Defesa diz que decisão de afastamento de desembargador pelo CNJ foi equivocada

O advogado Marlon Marciano afirmou na manhã desta quarta-feira (6) no programa LuizMeloEntrevista (DiárioFM 90,9) que a decisão do ministro Otávio Noronha, do Conselho Nacional de Justiça (CNJ) de afastar o desembargador Agostino Silvério do cargo de corregedor do Tribunal Regional Eleitoral do Amapá (TRE/AP) foi equivocada, tanto porque ele não ocupa mais essa função, como também os motivos que nortearam o afastamento são improcedentes.

“Inicialmente devo esclarecer que a informação propagada pelas redes sociais de que ele foi afastado do cargo de desembargador não é verdadeira, pois o afastamento foi do cargo de corregedor do TRE/AP, e essa decisão é equivocada, porque o desembargador Agostino Silvério ocupava esse cargo em 2014”, rebateu.
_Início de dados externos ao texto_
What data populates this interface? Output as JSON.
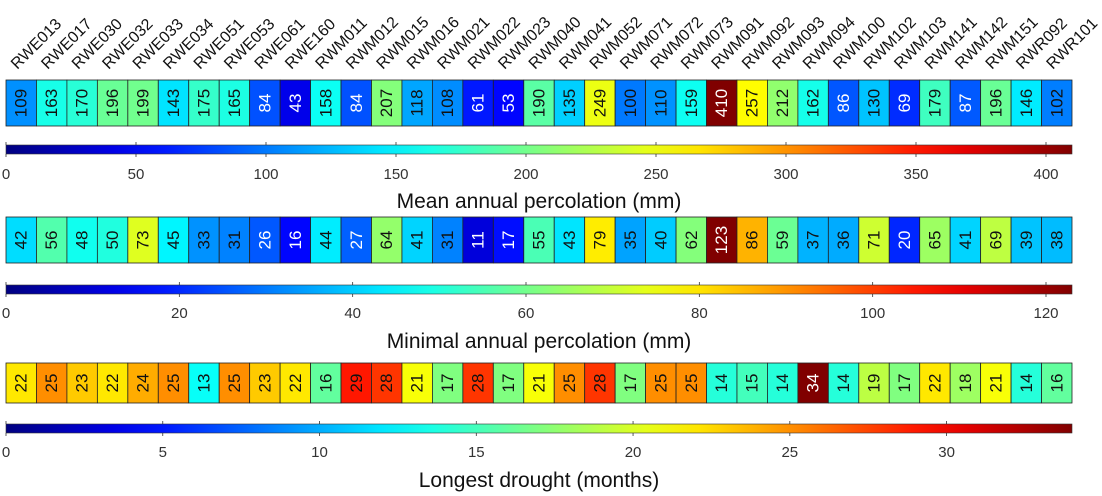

Marlon asseverou que as denúncias são improcedentes. “Nós ainda não tomamos conhecimento do inteiro teor da decisão, por isso não sabemos se é reflexo da corregedoria daquela época ou se tem a ver com o Tribunal de Justiça, mas independentemente do que seja nós vamos tomar conhecimento. O desembargador tem estrita obediência à ordem judicial e agora é que o PAD (Processo Administrativo Disciplinar) vamos ter oportunidade de exercer o amplo direito de defesa e contraditório”.
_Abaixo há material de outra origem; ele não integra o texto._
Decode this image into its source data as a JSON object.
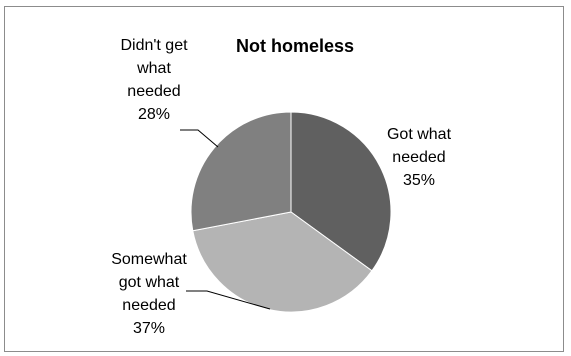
{
  "chart_data": {
    "type": "pie",
    "title": "Not homeless",
    "slices": [
      {
        "label_lines": [
          "Got what",
          "needed"
        ],
        "value_label": "35%",
        "value": 35,
        "color": "#606060"
      },
      {
        "label_lines": [
          "Somewhat",
          "got what",
          "needed"
        ],
        "value_label": "37%",
        "value": 37,
        "color": "#b4b4b4"
      },
      {
        "label_lines": [
          "Didn't get",
          "what",
          "needed"
        ],
        "value_label": "28%",
        "value": 28,
        "color": "#808080"
      }
    ],
    "start": "12 o'clock",
    "direction": "clockwise",
    "legend": "none"
  }
}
E finalizou: “O mais engraçado disso é que esse processo julgado ontem (terça) pelo ministro Otávio Noronha foi o próprio desembargador que fez a denuncia, partiu do próprio desembargador; mas, enfim, não vamos questionar a decisão. Outro esclarecimento que faço é que o ministro diz que um dos pontos é uso indevido de uma lancha, que inclusive foi doada não se sabe pra onde, pra que. Como é que o desembargador vai usar a lancha se todas as vezes que usou foi mediante portaria? Outra coisa: até o carro oficial dele, que salvo engano é de 2002 não tem 50 mil km rodados. Mas, nós vamos deixar para fazer todos os esclarecimentos ao ministro no momento processual apropriado e vamos procurar usar todos os meios possíveis paras reverter essa situação, inclusive, questionar o não atendimento do nosso pedido para fazer sustentação oral, que sequer foi apreciado, e por conta disso o meu cliente ficou desassistido”.